Ao que fica dito devemos desde já juntar o seguinte: praticamente
todas as vezes que teve que republicar um dos seus livros, Eça
introduziu no texto substanciais alterações. A única exceção é A Relíquia (2ª edição em 1891); mas não sabemos se com este relato se terá passado o mesmo que aconteceu com a 3ª edição (1887) d’O Primo Basílio, obra
cujo texto o escritor não pôde rever – e (quem sabe?) reescrever, como
normalmente fazia, para angústia dos editores… O romance Os Maias, recorde-se,
não foi reeditado em vida de Eça (a segunda edição é póstuma,
provavelmente de 1903), o que sugere uma espécie de injusto falhanço
comercial que atingiu a obra-prima da ficção queirosiana. Resta a
conjetura: que texto d’Os Maias teríamos hoje, se Eça o tivesse reeditado?

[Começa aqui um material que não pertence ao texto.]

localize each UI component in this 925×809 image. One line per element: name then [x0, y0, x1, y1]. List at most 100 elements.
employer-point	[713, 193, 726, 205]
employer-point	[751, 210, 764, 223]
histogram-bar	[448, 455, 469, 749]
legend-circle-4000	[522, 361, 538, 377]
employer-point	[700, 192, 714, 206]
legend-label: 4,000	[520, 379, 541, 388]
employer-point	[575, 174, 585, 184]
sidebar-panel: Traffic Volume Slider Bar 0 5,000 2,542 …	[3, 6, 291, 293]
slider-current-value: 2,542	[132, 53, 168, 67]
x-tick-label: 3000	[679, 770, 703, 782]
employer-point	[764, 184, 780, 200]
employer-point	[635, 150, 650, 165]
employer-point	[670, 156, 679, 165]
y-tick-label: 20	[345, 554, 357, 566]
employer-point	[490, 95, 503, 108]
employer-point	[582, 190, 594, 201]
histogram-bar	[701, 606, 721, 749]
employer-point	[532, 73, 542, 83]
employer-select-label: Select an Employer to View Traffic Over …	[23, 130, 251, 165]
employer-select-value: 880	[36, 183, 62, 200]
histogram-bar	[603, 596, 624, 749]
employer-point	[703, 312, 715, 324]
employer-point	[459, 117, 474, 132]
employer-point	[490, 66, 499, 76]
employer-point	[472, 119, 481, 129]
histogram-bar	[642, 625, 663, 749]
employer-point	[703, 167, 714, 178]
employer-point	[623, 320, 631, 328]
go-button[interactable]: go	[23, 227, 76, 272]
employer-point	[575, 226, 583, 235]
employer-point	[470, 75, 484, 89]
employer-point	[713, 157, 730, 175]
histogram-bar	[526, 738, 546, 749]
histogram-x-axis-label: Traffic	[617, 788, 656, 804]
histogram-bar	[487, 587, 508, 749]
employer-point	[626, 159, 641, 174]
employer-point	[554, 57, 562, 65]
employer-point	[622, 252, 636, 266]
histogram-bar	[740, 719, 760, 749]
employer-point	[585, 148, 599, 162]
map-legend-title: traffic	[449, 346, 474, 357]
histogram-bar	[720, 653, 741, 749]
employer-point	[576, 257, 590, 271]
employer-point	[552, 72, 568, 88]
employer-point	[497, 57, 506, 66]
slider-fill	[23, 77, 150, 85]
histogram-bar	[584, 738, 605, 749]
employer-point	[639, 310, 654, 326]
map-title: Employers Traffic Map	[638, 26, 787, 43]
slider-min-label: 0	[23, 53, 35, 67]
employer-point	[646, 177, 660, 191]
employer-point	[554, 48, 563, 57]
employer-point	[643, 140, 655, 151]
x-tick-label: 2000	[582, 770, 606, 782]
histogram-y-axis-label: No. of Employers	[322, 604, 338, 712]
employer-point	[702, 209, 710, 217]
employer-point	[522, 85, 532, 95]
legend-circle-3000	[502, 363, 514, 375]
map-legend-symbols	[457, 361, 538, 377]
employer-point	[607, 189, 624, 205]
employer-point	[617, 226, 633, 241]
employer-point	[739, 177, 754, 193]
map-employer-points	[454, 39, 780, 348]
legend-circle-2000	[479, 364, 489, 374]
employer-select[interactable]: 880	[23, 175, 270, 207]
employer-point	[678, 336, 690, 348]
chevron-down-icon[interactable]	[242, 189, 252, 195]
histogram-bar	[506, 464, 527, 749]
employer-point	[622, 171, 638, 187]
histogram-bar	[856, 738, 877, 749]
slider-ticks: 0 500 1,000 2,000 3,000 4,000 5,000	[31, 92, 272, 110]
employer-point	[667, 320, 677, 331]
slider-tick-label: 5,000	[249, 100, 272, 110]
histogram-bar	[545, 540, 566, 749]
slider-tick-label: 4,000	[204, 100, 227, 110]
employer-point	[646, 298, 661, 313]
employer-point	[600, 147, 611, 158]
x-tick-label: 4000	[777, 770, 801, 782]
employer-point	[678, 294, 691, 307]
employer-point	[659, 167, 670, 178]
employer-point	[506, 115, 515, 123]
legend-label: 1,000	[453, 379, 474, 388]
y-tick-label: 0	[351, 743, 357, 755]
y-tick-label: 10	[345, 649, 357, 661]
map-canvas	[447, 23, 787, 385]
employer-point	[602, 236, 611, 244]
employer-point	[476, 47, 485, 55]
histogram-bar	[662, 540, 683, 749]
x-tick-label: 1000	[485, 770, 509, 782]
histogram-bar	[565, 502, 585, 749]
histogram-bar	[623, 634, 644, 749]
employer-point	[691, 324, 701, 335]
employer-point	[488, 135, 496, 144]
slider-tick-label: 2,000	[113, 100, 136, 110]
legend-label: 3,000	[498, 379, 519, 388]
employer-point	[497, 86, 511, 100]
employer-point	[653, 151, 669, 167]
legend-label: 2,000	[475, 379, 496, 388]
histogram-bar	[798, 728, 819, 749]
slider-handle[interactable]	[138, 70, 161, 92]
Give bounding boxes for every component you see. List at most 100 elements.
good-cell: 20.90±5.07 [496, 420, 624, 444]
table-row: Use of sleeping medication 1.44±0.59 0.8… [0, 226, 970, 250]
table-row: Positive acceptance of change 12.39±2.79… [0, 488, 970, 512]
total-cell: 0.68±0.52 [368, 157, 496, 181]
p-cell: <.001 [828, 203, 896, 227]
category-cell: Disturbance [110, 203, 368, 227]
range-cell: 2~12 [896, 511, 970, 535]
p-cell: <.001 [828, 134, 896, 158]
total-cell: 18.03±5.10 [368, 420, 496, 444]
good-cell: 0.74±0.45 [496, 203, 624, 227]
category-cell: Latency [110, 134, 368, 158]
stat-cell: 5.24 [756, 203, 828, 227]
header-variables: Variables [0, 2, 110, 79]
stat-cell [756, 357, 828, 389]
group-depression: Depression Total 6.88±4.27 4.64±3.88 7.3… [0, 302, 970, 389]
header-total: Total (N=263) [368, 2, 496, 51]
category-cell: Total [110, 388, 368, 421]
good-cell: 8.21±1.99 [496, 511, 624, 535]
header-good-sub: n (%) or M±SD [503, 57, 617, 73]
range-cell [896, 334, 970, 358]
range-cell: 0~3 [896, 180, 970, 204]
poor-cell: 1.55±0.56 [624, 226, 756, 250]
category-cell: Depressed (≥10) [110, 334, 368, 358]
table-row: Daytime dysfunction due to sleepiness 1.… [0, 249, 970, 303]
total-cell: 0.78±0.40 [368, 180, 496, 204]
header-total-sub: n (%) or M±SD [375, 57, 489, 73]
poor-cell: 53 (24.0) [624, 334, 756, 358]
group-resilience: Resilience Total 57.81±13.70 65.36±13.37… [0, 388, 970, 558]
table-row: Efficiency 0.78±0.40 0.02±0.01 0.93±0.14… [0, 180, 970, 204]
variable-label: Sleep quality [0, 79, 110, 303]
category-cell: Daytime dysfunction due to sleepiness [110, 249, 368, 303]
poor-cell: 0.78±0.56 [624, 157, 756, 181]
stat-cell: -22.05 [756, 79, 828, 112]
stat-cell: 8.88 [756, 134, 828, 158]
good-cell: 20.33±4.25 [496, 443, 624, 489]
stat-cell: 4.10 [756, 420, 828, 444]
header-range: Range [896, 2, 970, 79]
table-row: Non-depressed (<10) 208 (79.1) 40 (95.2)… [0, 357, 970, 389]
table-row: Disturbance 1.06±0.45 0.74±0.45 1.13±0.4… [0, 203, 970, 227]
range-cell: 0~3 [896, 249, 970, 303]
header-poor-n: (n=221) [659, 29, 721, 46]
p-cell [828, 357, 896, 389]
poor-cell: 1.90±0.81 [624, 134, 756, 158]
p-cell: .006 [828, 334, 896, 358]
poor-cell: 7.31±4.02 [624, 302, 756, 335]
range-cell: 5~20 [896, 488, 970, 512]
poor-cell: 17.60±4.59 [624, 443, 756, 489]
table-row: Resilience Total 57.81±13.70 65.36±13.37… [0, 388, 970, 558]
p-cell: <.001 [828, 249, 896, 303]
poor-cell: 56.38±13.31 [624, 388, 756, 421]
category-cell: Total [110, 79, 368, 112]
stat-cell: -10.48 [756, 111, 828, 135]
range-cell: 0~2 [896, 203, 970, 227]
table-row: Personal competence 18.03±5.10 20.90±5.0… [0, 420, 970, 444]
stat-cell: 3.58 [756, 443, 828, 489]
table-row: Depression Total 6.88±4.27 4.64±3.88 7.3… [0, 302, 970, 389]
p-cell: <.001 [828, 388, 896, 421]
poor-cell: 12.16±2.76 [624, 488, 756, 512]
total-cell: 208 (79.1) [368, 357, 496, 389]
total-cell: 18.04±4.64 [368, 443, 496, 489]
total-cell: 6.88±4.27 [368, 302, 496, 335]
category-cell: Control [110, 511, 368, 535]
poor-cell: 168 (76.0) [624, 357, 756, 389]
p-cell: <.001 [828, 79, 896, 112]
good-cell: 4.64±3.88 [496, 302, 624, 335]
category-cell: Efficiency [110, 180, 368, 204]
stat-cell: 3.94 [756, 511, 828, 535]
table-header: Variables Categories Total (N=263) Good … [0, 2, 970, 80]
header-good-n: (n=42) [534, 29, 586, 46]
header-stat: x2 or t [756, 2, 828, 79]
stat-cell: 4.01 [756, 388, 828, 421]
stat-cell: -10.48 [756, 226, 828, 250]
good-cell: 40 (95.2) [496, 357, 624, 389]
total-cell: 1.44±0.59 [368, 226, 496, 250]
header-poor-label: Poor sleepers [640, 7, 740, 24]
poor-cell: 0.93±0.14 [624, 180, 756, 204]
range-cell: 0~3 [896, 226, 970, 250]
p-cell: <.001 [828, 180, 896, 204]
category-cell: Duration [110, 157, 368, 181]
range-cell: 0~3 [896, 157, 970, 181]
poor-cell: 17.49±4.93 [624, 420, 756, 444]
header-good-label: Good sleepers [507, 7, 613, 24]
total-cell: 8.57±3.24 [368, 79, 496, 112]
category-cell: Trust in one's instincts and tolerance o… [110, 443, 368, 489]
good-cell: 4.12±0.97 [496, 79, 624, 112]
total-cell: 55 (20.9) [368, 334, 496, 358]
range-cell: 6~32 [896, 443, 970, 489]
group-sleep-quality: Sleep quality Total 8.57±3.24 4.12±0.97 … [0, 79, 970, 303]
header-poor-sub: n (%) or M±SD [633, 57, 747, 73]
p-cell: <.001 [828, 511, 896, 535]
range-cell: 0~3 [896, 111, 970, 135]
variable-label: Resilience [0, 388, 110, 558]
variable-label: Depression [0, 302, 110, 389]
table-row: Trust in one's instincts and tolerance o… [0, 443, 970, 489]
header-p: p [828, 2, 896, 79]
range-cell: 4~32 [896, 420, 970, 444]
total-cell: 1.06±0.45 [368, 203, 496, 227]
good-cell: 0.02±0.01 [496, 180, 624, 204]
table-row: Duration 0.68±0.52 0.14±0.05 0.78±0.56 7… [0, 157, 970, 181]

Situação singular é a d’O Crime do Padre Amaro. Aludo aqui não
tanto à sucessão de três versões, num lapso de tempo relativamente
curto, entre 1875 e 1880, mas sim aos juízos que Eça fez sobre a
primeira versão, inserta na Revista Ocidental. Desse que foi um
episódio de discordância e mesmo de conflito agreste entre Eça e o par
Antero de Quental-Batalha Reis (responsáveis pela aventura editorial
que o jovem aprendiz de romancista debalde tentou suspender) resultou um
caso curioso: o de um título não autorizado, antes de concluída a
publicação. O que configura uma situação distinta daquela que muitos
escritores vivem, quando pretendem abolir da lista das suas obras
alguma ou algumas com que já se não identificam, fazendo-o quase sempre
tempos depois do aparecimento original. No caso de Eça, a
desautorização justifica que se considere essa primeira (e defeituosa)
versão como um interessante documento histórico-literário, mas não
exatamente como um título do cânone queirosiano.
Mais de um século e meio depois do nascimento do escritor, o cânone
da literatura queirosiana deve ser reestruturado e consolidado, à luz de
critérios mais fiáveis e consistentes do que os motivos que
presidiram, desde a morte de Eça, a edições erráticas, a títulos
infundados e a arrumações às vezes caóticas. A edição crítica que está
em curso segue uma nova configuração do cânone queirosiano,
configuração que ela mesma, enquanto projeto editorial, suscitou.
E assim continuamos a viver e a fruir Eça de Queirós, 168 anos após o seu nascimento.